Aiwa – « Remixed Volume One »

Remixed Volume One[Album]
01/05/2007
(Wikkid/Fairplay/Sed)

Ils sont playlistés sur la BBC, chroniqués dans la presse « sérieuse » d’Outre-manche (The Guardian, The Independant, Observer Music Monthly…), signés sur un label canadien depuis 2002 (Wikkid Records), distribués dans une vingtaine de pays, ont accueilli Tricky ou Jamalski (moins exceptionnel, déjà…) sur un titre et sont… français

Pourtant, Aïwa n’a guère fait de vague par ici. On a bien déjà lu le nom de ce collectif rennais par ci par là sur des affiches de festivals, entendu leurs disques à droite à gauche, on les a même vus sur scène à leurs débuts, mais on était loin de soupçonner leur vitalité internationale. Nul n’est prophète en son pays, c’est connu

Au mieux, les plus attentifs auront remarqué que Loon, leur chanteuse à la jolie voix nasillarde (façon chanteuse de Lamb), avait fait des apparitions sur disque ou sur scène aux cotés de Sayag Jazz Machine et Idem. Mais sinon, il faut bien dire que beaucoup considéraient jusque-là Aïwa comme une sorte de Asian Dub Foundation local. Ou du moins appartenant à la nébuleuse « Asian Beat » dans laquelle on englobait un peu abusivement tous les groupes qui mélangeaient musique électronique et influences orientales (au sens large), et qui sonnaient donc exotiques à nos oreilles occidentales. C’est d’ailleurs somme toute assez irrespectueux pour les différences fondamentales qui doivent exister entre les musiques traditionnelles du Pakistan, de l’Inde, du Moyen-Orient ou du Maghreb… Je ne suis pas certain que tout le monde apprécierait si un journaleux à 3000 km d’ici « créait » un mouvement musical qui ne ferait aucune distinction entre bourrée auvergnate, chant tyrolien et polyphonies corses. Bref, je m’égare

Sans être un parfait inconnu non plus, Aïwa surprend donc tout de même son monde en annonçant la sortie de deux disques de remixes de « Elnar », son second album paru l’an dernier. Les groupes se livrant à ce genre d’exercices se débrouillent généralement pour avoir quelques grosses pointures dans les rangs des remixeurs. Ce n’est même pas vraiment le cas ici, en tout cas pas pour ce premier volume. Hormis Transglobal Underground, qui fut le précurseur de cette tendance Asian Beat aux côtés des furieux de Fun Da Mental, et le Dj Cheb I Sabbah (qui fut entre autres collaborateur du jazzman Don Cherry), les autres praticiens sont tous issus du cercle des intimes du groupe ou au catalogue du label canadien Winnipeg Balanced. Remarquez bien qu’ils n’en sont pas moins bons pour autant. Au contraire, on est même assez déçu de la relecture de Transglobal Underground, assez plate, ou du moins très loin de ce qu’ils ont pu faire par le passé. Cheb I Sabbah s’en sort un peu mieux. Sa relecture de « Dioud » devrait faire danser les ventres sur tout bon dancefloor qui se respecte..

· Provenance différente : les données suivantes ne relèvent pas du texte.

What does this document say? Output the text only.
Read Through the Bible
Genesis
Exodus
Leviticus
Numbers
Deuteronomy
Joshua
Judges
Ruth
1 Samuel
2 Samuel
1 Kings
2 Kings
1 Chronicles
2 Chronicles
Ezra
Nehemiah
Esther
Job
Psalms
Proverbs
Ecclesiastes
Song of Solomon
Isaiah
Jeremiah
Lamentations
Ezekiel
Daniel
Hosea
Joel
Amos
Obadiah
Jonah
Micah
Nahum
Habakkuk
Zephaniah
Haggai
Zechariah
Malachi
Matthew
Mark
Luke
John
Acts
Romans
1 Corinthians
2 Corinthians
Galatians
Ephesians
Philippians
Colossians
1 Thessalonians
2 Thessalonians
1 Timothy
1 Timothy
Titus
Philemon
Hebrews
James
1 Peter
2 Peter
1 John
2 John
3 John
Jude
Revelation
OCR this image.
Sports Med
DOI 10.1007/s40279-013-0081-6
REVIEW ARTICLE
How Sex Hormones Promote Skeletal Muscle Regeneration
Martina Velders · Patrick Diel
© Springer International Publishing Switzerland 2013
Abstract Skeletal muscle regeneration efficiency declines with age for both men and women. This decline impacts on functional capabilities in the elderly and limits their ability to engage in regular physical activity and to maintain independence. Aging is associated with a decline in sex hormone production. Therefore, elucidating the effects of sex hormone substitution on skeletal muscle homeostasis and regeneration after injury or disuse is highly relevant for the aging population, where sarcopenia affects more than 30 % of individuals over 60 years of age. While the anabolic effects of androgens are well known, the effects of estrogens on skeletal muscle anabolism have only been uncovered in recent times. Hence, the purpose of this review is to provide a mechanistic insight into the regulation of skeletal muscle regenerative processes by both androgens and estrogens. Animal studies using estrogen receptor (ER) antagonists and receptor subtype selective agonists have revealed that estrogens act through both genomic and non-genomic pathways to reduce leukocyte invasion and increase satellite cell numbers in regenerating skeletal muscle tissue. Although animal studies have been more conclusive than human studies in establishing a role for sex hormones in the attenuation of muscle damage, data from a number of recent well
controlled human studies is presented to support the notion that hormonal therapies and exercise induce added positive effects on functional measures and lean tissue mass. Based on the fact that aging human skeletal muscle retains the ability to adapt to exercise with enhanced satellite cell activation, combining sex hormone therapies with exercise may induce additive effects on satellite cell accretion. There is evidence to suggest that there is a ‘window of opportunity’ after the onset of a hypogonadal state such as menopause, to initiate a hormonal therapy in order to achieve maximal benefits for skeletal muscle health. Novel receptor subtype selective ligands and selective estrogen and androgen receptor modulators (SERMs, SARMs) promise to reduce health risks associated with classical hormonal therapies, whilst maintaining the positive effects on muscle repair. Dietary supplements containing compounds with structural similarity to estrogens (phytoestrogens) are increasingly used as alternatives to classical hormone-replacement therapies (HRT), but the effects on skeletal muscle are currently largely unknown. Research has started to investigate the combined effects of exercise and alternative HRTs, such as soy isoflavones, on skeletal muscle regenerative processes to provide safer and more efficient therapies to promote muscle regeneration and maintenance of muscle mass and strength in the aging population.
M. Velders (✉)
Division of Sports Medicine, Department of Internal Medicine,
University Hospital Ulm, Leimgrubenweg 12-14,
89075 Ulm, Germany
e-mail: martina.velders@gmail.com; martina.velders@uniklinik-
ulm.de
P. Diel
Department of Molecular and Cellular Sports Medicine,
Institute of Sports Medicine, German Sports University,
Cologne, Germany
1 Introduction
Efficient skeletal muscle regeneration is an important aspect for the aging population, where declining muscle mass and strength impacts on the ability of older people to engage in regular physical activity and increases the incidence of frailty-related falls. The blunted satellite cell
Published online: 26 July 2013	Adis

On accroche pas mal à la version bien frappée de « Entronic » du rennais Dj Marrrtin, à la bonne humeur contagieuse qu’apporte Solidaze à « Madness (feat. Jamalski) » ou à l’illbient de « Pharagonescia » par Rise Ashen qui nous rappelle un peu les angoisses de Badawi. Dans l’ensemble, pas de mauvais titres, mais pas de tueries renversantes non plus. Il faut dire qu’on a un peu fait le tour de la question depuis une petite dizaine d’années maintenant..

A l’heure d’une crise du disque sans précédent, on peut s’interroger sur la pertinence (économique) de sortir deux disques de remixes d’un groupe pas très connu, par des groupes souvent encore moins réputés, dans un style légèrement passé de mode… Qui a dit « pessimiste »? Faîtes-moi plutôt mentir!